Un singe n'aurait pas assez du temps de l'Univers pour rivaliser avec Shakespeare
Deux mathématiciens ont mis à mal "le paradoxe du singe savant", un théorème scientifique qui veut qu'en disposant de suffisamment de temps, un singe tapant sur un clavier pourrait produire toute l’œuvre de Shakespeare.
Cette expérience de pensée, imaginée il y a plus d'un siècle, exprime l'idée qu'avec suffisamment de temps, une chose improbable mais techniquement possible peut devenir probable.
Des mathématiciens australiens ont calculé que si tous les chimpanzés du monde disposaient de la durée de l'Univers, ils n'arriveraient "presque certainement" jamais à reproduire les œuvres du dramaturge et poète.
Dans une étude publiée dans la revue Franklin Open cette semaine, ils expliquent avoir calculé ce que pourrait produire un singe tapant les touches d'un clavier de 30 caractères au rythme d'une frappe par seconde pendant 30 ans.
Ils ont par ailleurs utilisé une durée théorique de l'Univers d'un googol d'années, soit 1 suivi par cent zéros.
Et ont écarté des aspects triviaux de l'expérience, comme l'alimentation des singes ou leur moyen de survivre à l'extinction du Soleil dans quelques milliards d'années.
Selon leurs calculs, un seul singe aurait 5% de chances de taper au hasard le mot "banane" en y consacrant toute son existence.
Un mot par ailleurs absent des 884.647 écrits par William Shakespeare dans toute son oeuvre.
Les mathématiciens ont voulu donner leur chance aux singes en "recrutant" des chimpanzés, le primate le plus proche de l'homme.
La population actuelle de chimpanzés dans le monde est estimée autour de 200.000 et l'étude a pris l'hypothèse qu'elle resterait stable jusqu'à la fin des temps.
La conclusion est que même une telle force de travail serait bien insuffisante.
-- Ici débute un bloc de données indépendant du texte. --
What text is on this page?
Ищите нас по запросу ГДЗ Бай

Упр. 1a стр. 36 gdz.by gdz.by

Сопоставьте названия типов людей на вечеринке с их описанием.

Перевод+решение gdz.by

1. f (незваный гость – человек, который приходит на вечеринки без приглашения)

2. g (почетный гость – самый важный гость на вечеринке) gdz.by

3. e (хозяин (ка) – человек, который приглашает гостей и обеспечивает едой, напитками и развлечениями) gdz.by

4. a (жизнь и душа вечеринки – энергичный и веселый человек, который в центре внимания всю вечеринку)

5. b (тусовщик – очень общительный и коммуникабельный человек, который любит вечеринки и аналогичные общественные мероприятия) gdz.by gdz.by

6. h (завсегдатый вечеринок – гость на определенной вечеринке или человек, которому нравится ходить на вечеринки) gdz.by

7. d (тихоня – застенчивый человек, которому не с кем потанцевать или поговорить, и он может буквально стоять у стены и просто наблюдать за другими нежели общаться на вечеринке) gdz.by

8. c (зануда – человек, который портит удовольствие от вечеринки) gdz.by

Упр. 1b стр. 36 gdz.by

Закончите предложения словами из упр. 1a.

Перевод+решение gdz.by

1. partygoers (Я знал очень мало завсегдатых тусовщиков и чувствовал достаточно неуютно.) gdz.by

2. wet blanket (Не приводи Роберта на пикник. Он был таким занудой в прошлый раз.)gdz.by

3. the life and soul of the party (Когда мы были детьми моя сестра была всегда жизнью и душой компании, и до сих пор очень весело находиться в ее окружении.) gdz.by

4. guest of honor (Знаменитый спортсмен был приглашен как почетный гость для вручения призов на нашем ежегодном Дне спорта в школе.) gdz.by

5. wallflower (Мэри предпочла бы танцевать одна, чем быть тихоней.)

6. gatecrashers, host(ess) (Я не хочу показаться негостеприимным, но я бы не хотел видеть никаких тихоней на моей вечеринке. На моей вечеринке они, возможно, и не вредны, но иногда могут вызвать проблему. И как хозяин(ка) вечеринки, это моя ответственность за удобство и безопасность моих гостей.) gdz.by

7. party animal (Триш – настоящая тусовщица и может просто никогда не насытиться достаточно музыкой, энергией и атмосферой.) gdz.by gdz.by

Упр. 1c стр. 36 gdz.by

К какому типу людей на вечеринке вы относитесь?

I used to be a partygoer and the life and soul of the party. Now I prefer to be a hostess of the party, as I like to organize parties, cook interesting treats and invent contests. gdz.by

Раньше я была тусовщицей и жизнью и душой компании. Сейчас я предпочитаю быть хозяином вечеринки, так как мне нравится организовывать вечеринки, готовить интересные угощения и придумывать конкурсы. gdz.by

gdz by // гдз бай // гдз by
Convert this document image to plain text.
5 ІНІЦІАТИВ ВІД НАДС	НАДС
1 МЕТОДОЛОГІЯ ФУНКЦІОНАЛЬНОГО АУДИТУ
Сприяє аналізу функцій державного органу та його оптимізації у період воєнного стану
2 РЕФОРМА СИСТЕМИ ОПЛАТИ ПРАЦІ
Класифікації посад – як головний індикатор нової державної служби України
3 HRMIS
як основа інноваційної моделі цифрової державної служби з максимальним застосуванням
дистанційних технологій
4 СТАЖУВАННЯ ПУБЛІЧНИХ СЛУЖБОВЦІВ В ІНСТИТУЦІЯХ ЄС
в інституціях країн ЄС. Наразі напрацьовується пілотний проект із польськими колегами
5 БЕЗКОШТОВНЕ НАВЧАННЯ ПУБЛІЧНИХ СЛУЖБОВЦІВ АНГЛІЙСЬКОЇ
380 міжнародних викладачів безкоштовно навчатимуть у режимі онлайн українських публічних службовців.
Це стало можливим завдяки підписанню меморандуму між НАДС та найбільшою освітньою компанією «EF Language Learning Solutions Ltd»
Ses chances de réussite ne seraient "même pas d'une pour un million", a dit au New Scientist le co-auteur de l'étude Stephen Woodcock, de l'Université de Technologie de Sydney.
"Si chaque atome dans l'Univers était lui même un univers", pour y répéter autant de fois l'expérience, "cela n'arriverait pas non plus", a-t-il ajouté.
Augmenter le nombre de chimpanzés ou leur vitesse de frappe de clavier n'y changerait rien, selon l'étude.
Avec ironie, elle a conclu que Shakespeare en personne a pu répondre à la question de savoir si "le travail d'un singe pourrait vraiment remplacer l'effort humain comme source de savoir et de créativité" en citant "Hamlet, Acte 3, Scène 3, Ligne 87: +Non+".